The Gentlemen

2019

de: Guy Ritchie

avec: Matthew McConaugheyCharlie HunnamMichelle Dockery

L’exercice critique est parfois bien complexe. Il faut savoir apprécier avec un esprit constructif les qualités et écueils d’une oeuvre et de son géniteur. Funambulisme écrit, où le long-métrage est un fil et le critique l’équilibriste, avec pour seul filet son carnet à spirale et son critérium. Bien heureusement, il est possible pour celui qui veut s’y essayer de s’appuyer sur certains dogmes imposés par les génies du 7ème art, et sur certaines règles fondamentales. Parmi celles-ci, il en est une qui nous concerne directement aujourd’hui: Guy Ritchie est une bonne grosse feignasse!

Ha ça va tout de suite mieux en le disant, car tout dans “The Gentlemen” n’est qu’une resucée de ses films précédents, qui eux-mêmes portaient déjà une part de ce fardeau. Il n’y a pas plus malhonnête intellectuellement qu’un artiste qui copie un autre, mais quand le cinéaste se plagie lui-même, on confine aux horreurs de l’abysse cérébrale.

Drogue, chronologie éclatée, personnages stéréotypés et voix-off. Voilà comment résumer en une phrase la carrière d’un homme qui donnait l’illusion du talent à ses débuts et qui n’a jamais su se renouveler. Mais notre venin n’est pas gratuit, permettez-nous de développer un peu mieux pourquoi “The Gentlemen” est une arnaque pure et simple.

En voyant le parterre d’acteurs réunis, on pouvait pourtant entretenir de légers espoirs. Chacun d’entre eux, à l’instar de tous les autres comédiens, doit assumer une part douteuse de leur filmographie, mais d’ordinaire c’est une indication plutôt positive de voir un casting relativement attrayant. Encore faut-il que la partition qu’on leur impose soit bien pensée. C’est là le premier signe d’une descente aux enfers: ces personnages, Guy Ritchie nous les a déjà servis dans d’autres de ses films. “Snatch”, “Rock’n Rolla”, “Revolver” ou encore “Arnaques, crimes et botanique”, il arrive un moment où la formule “Ritchie” devient indigeste, encore plus quand il exacerbe les traits de caractère de ses personnages (quitte à égratigner quelques minorités) pour leur donner une fausse contenance. Dès les 15 premières minutes on sait exactement où “The Gentlemen” va nous embarquer, pour la simple et bonne raison que ce film, on l’a déjà vu.

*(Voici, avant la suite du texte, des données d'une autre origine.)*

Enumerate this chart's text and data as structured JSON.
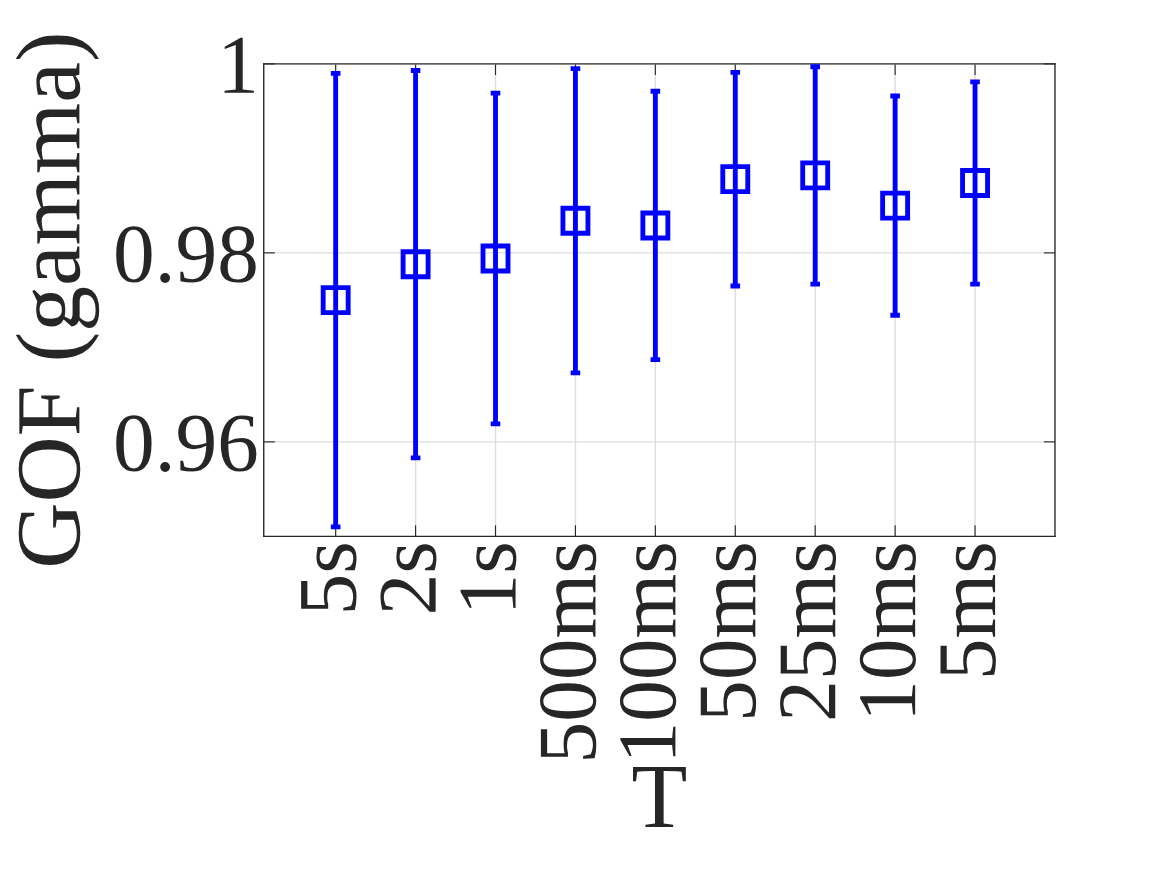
{
  "chart_data": {
    "type": "scatter",
    "xlabel": "T",
    "ylabel": "GOF (gamma)",
    "categories": [
      "5s",
      "2s",
      "1s",
      "500ms",
      "100ms",
      "50ms",
      "25ms",
      "10ms",
      "5ms"
    ],
    "series": [
      {
        "color": "#0000ff",
        "values": [
          0.975,
          0.9788,
          0.9794,
          0.9834,
          0.9829,
          0.9878,
          0.9882,
          0.985,
          0.9874
        ],
        "errors": [
          0.024,
          0.0205,
          0.0175,
          0.0161,
          0.0142,
          0.0113,
          0.0115,
          0.0116,
          0.0107
        ]
      }
    ],
    "ylim": [
      0.95,
      1
    ],
    "yticks": [
      0.96,
      0.98,
      1
    ],
    "grid": true,
    "marker": "square",
    "legend": false
  }
}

« Matthew McConaughey est tranquillou pendant le confinement »

D’ailleurs, on ne vous fait même pas l’injure d’un résumé, l’ouverture du paragraphe précédent est suffisamment explicite. Guy Ritchie va y inclure toutes ses obsessions habituelles: la drogue, les kidnappings, les arnaques…Mince, voilà que nous aussi on s’auto-plagie. Redondant au possible, le scénario ne réussit jamais à décoller, malgré tous les artifices que le gars Guy tente. Bien sûr que l’avalanche de monologues donne de l’envergure aux personnages, mais une stature factice, putassière, que le long-métrage ne confirme jamais dans les actes. Le cinéaste tente bien de camoufler la misère avec une organisation tentaculaire de son scénario, mais qui n’apporte rien d’autre que de la confusion. Une surenchère perpétuelle qui sonne faux.

On n’enlèvera pas, par contre, au réalisateur son sens de la narration, du moins pas totalement. Son style reste distrayant, même si déjà-vu aussi, avec quelques rebonds sympatoches. Il réussit même deux ou trois propositions de réalisation nouvelles, comme ces plans au caméscope (nouvelles pour lui, entendons-nous bien). Tout cela, c’est de l’esbrouffe mais au moins “The Gentlemen” n’est pas ennuyeux. Malheureusement, on remarque rapidement que toutes ces petites choses ne servent qu’à masquer le vide titanesque d’un scénario qui tient sur un post-it. Quand en plus Guy Ritchie nous affuble de son éternelle voix-off pour compenser le manque de scènes bien pensées et faire trainer un peu plus son histoire, le constat est simple, et inutile d’aller plus loin dans la critique: Déjà fait, déjà vu, merci, au suivant !

Le film fonctionnera probablement sur ceux qui ne sont pas familiers du travail du réalisateur, ou sur les fans endurcis aveuglés par leur amour. Pour les autres, comme nous, inutile de se déranger, “The Gentlemen” n’est qu’une version ratée des précédents films de Guy Ritchie.